The admin team at the Würzburg Helmholtz Institute (HIRI)

Behind the scenes of science

Why an open doors policy is essential

If you were to ask Alice Hohn what scientists need to be able to work, you would get a short but definite answer: “Enough space,” the head of administration remarks jokingly, but hinting at the truth. The Helmholtz Institute for RNA-based Infection Research (HIRI) is currently housed on the university's premises until the construction of its own building is completed. “But it is becoming increasingly cramped for HIRI’s employees”, Alice Hohn says.

Since its foundation, the HIRI has grown substantially. In the beginning, the institute employed twelve people. More than 100 people are now working at the HIRI. Everyone is eagerly awaiting the new building. After its completion, the new institute building will accommodate around 120 researchers on approximately 4,200 square meters of floor space and offer optimal research conditions. A modern infrastructure will be created with laboratories, seminar and meeting rooms, as well as numerous open communication and work areas to facilitate scientific exchange. “Outstanding research needs a well-functioning administration,” Alice Hohn says. “Behind the scenes, we ensure that everything runs smoothly, so that our scientists can do what they are really passionate about: research.”

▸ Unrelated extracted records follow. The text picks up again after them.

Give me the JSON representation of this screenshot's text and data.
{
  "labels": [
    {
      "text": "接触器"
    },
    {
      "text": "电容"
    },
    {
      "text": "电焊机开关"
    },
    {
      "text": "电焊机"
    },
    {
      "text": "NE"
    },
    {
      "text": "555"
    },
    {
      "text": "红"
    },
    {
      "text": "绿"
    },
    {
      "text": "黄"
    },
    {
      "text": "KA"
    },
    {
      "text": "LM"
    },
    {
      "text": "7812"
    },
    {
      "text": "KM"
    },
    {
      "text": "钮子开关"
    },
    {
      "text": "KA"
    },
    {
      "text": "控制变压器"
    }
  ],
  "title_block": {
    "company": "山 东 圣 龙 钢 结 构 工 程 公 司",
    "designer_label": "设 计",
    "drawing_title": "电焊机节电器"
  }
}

“Behind the scenes, we ensure that everything runs smoothly, so that our scientists can do what they are really passionate about: research.”

Alice Hohn

Handling general administrative processes, press relations, IT matters and facility services as well as research and laboratory management, the HIRI administration is a true all-rounder. The key is to be always flexible and to act quickly. For example, the team may be required to provide advice and assistance when it comes to preparing official documents for local authorities, organizing childcare, or finding an apartment.

“We have a strong ‘can-do’ spirit. We are a small but well-coordinated team of all ages,” says Alice Hohn. The HIRI is not only training the next generation of researchers but meanwhile also an IT apprentice. Those who do not want to start an apprenticeship or enroll at a university right after school, can do a voluntary year in science at the HIRI. These volunteers provide support to the administration and have the opportunity to gain insight into working in a laboratory.

At the HIRI, research and administration fit seamlessly together. One reason is that the doors are always open and the distances are short, although not in the truest sense of the word: the corridor that connects all offices and labs is 160 meters long. Here, the HIRI scooter provides a solution—and, of course, the scooter will be moving into the new building as well.